Его имя никому не известно лишь потому, сказала она, что дед хотел, очень хотел выжить в мясорубке революции. Он первым понял, что всем соратникам Ленина грозит неминуемая гибель, потому что революция всегда пожирает своих детей, ведь такой была Великая французская революция. Подумав, он решил сказаться тяжелобольным. Он “заболел” почти сразу, после того как приехал в Россию, и года через два практически перестал выходить из дому. Гулял только по ночам. Где Залман? - спрашивал Ленин, у нас полно работы. Ему отвечали, что Залман при смерти. Где Залман? - спрашивал позднее Троцкий, надо спасать революцию. Ему отвечали, что Залман еле дышит, вот-вот скончается. Умер Ленин. Троцкого выслали. Сталин пришел к власти и сразу спросил: где Залман? Он болен, отвечали ему… так прошло сорок лет. Кончилась война, умер Сталин, а Залман пережил всех, потому что о нем забыли.

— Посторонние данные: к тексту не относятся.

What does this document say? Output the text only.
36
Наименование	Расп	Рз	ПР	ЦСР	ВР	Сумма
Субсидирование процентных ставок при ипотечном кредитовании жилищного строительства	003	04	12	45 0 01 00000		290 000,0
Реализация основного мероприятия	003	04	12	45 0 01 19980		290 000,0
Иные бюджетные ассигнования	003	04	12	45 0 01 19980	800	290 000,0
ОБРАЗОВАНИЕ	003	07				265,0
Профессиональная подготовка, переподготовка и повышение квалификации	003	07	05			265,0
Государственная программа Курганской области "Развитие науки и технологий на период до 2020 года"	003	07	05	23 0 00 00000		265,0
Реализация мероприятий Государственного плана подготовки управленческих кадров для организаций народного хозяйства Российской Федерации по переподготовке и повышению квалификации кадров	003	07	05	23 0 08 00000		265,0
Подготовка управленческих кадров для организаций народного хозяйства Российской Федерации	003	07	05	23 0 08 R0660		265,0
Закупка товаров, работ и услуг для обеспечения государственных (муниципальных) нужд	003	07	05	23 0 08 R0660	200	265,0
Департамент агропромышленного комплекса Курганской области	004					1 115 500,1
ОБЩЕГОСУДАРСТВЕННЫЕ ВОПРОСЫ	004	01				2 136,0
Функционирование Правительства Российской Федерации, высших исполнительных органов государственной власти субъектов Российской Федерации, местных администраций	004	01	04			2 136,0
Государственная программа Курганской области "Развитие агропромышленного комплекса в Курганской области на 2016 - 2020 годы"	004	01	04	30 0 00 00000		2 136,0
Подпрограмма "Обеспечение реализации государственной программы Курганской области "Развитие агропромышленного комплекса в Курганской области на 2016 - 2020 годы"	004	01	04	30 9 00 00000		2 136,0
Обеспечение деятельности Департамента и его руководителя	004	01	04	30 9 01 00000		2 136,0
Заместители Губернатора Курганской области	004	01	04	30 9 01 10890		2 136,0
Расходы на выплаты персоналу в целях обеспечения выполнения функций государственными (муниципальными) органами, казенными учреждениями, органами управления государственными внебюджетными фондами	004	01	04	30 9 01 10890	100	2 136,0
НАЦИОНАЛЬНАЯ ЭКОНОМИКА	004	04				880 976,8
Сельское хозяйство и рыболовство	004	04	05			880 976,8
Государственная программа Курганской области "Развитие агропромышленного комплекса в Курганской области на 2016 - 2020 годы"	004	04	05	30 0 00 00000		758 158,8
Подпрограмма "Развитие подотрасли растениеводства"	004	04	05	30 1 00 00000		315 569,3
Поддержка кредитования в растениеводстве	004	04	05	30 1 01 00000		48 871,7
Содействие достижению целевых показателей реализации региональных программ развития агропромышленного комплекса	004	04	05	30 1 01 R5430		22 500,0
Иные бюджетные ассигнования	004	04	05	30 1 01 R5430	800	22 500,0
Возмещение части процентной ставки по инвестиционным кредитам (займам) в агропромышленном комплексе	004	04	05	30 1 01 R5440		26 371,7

Почему, спросил я швейцарскую аудиторию, в прекрасной Швейцарии, стране, похожей на игрушечную железную дорогу, возникло цунами русской революции, которая утопила в крови миллионы жертв?
Мне никто не ответил.
Что ж, как известно, сегодня в Швейцарии нет ни одного волка - все они давно эмигрировали.
Париж
Черно-белый праздник
В Латинском квартале
ночь не наступает никогда.
Огни. Девушки. Музыканты. Джазмены. Бистро. Китайцы. Черные. Креветки. Колготки. Джаз. Барабанные палочки. Жареный кофе. Бейсболки. Сноубордисты и я, усталый путник, с переводчицей, ищу дом, где умер Оскар Уайльд.
На часах полночь - самое время для кладбищ.
А смерть великого человека - самое изысканное блюдо, которое может предложить путешественнику Париж. Вот эта улица, вот этот дом. Стоп. Перед нами вход в фешенебельный отель. Если бы не мраморная плита “Здесь умер Оскар Уайльд”, я бы не поверил глазам. А я-то думал, что Уайльд умер в нищете, представлял себе запущенное жилище.
Переводчица смело нажимает кнопку вызова.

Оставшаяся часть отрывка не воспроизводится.